Bis heute weisen zahlreiche Rentenkonten ehemaliger DDR-Bürger einen unvollständigen Verlauf auf. Auch Arbeitnehmer aus den alten Bundesländern sollten ungeklärte Beschäftigungszeiten schnellstmöglich im Rahmen einer Kontoklärung darlegen, um ihre Rentenansprüche zu sichern.

Die sogenannten Beschäftigungszeiten sind ein häufig verwendeter Begriff im Zusammenhang mit der gesetzlichen Rentenversicherung. Dabei unterscheiden sich die Beschäftigungszeiten von den rentenrechtlichen Beitragszeiten dadurch, dass für diese Zeiträume in der Regel ein gesonderter Nachweis zur Rentenberechnung erforderlich ist.

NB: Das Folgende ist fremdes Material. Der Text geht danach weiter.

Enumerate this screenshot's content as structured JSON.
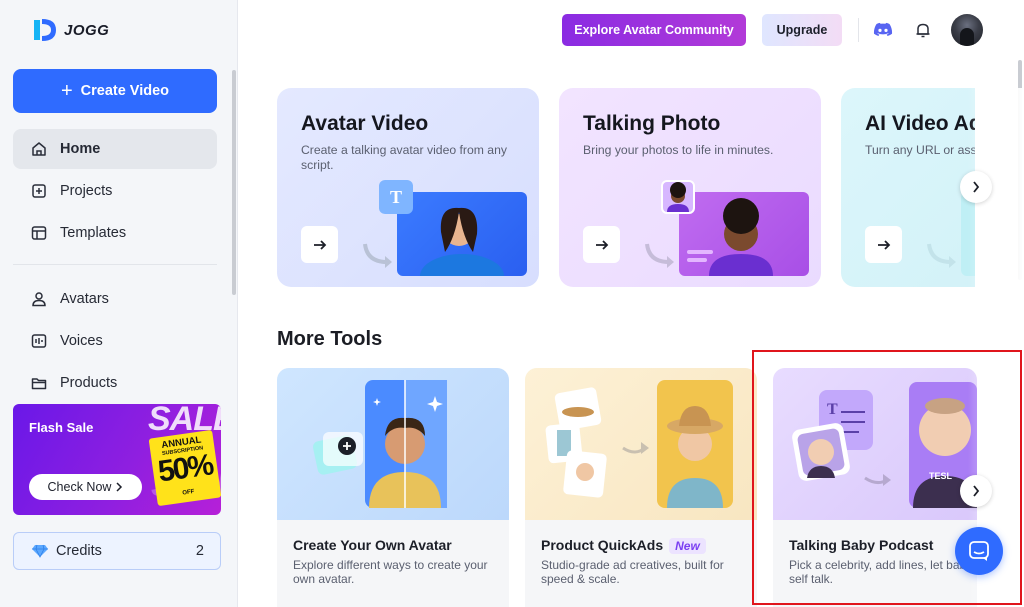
{
  "app": {
    "name": "JOGG"
  },
  "sidebar": {
    "create_label": "Create Video",
    "nav": [
      {
        "label": "Home",
        "icon": "home-icon"
      },
      {
        "label": "Projects",
        "icon": "projects-icon"
      },
      {
        "label": "Templates",
        "icon": "templates-icon"
      },
      {
        "label": "Avatars",
        "icon": "avatar-icon"
      },
      {
        "label": "Voices",
        "icon": "voice-icon"
      },
      {
        "label": "Products",
        "icon": "products-icon"
      }
    ],
    "promo": {
      "title": "Flash Sale",
      "button": "Check Now",
      "sale_word": "SALE",
      "badge_line1": "ANNUAL",
      "badge_line2": "SUBSCRIPTION",
      "badge_pct": "50%",
      "badge_off": "OFF"
    },
    "credits": {
      "label": "Credits",
      "count": "2"
    }
  },
  "header": {
    "explore_label": "Explore Avatar Community",
    "upgrade_label": "Upgrade"
  },
  "features": [
    {
      "title": "Avatar Video",
      "desc": "Create a talking avatar video from any script."
    },
    {
      "title": "Talking Photo",
      "desc": "Bring your photos to life in minutes."
    },
    {
      "title": "AI Video Ads",
      "desc": "Turn any URL or asset into video ads."
    }
  ],
  "more_tools": {
    "title": "More Tools",
    "items": [
      {
        "title": "Create Your Own Avatar",
        "desc": "Explore different ways to create your own avatar.",
        "tag": ""
      },
      {
        "title": "Product QuickAds",
        "desc": "Studio-grade ad creatives, built for speed & scale.",
        "tag": "New"
      },
      {
        "title": "Talking Baby Podcast",
        "desc": "Pick a celebrity, add lines, let baby self talk.",
        "tag": ""
      }
    ]
  },
  "colors": {
    "primary": "#2f6bff",
    "accent_purple": "#8a2be2",
    "highlight": "#e0151c"
  }
}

Das bedeutet: Mit Beschäftigungszeiten wird häufig der nicht ausreichend dokumentierte Versicherungsverlauf vor 1992 in der ehemaligen DDR umschrieben. Da die Beitragszeiten nicht automatisch bei der Rentenversicherung gespeichert wurden, weisen viele Versicherungskonten bis heute Lücken auf. Diese Beschäftigungszeiten müssen dann bei einer Kontoklärung gesondert mit Lohnzetteln oder anderen Dokumenten nachgewiesen werden, um die Rentenansprüche in voller Höhe auch für diese Zeiten zu sichern. Auch Versicherungskonten aus den alten Bundesländern können ähnliche Lücken aufweisen. Insbesondere bei Arbeitnehmern, die in verschiedenen Ländern gearbeitet haben, treten teilweise lückenhafte Beschäftigungszeiten auf.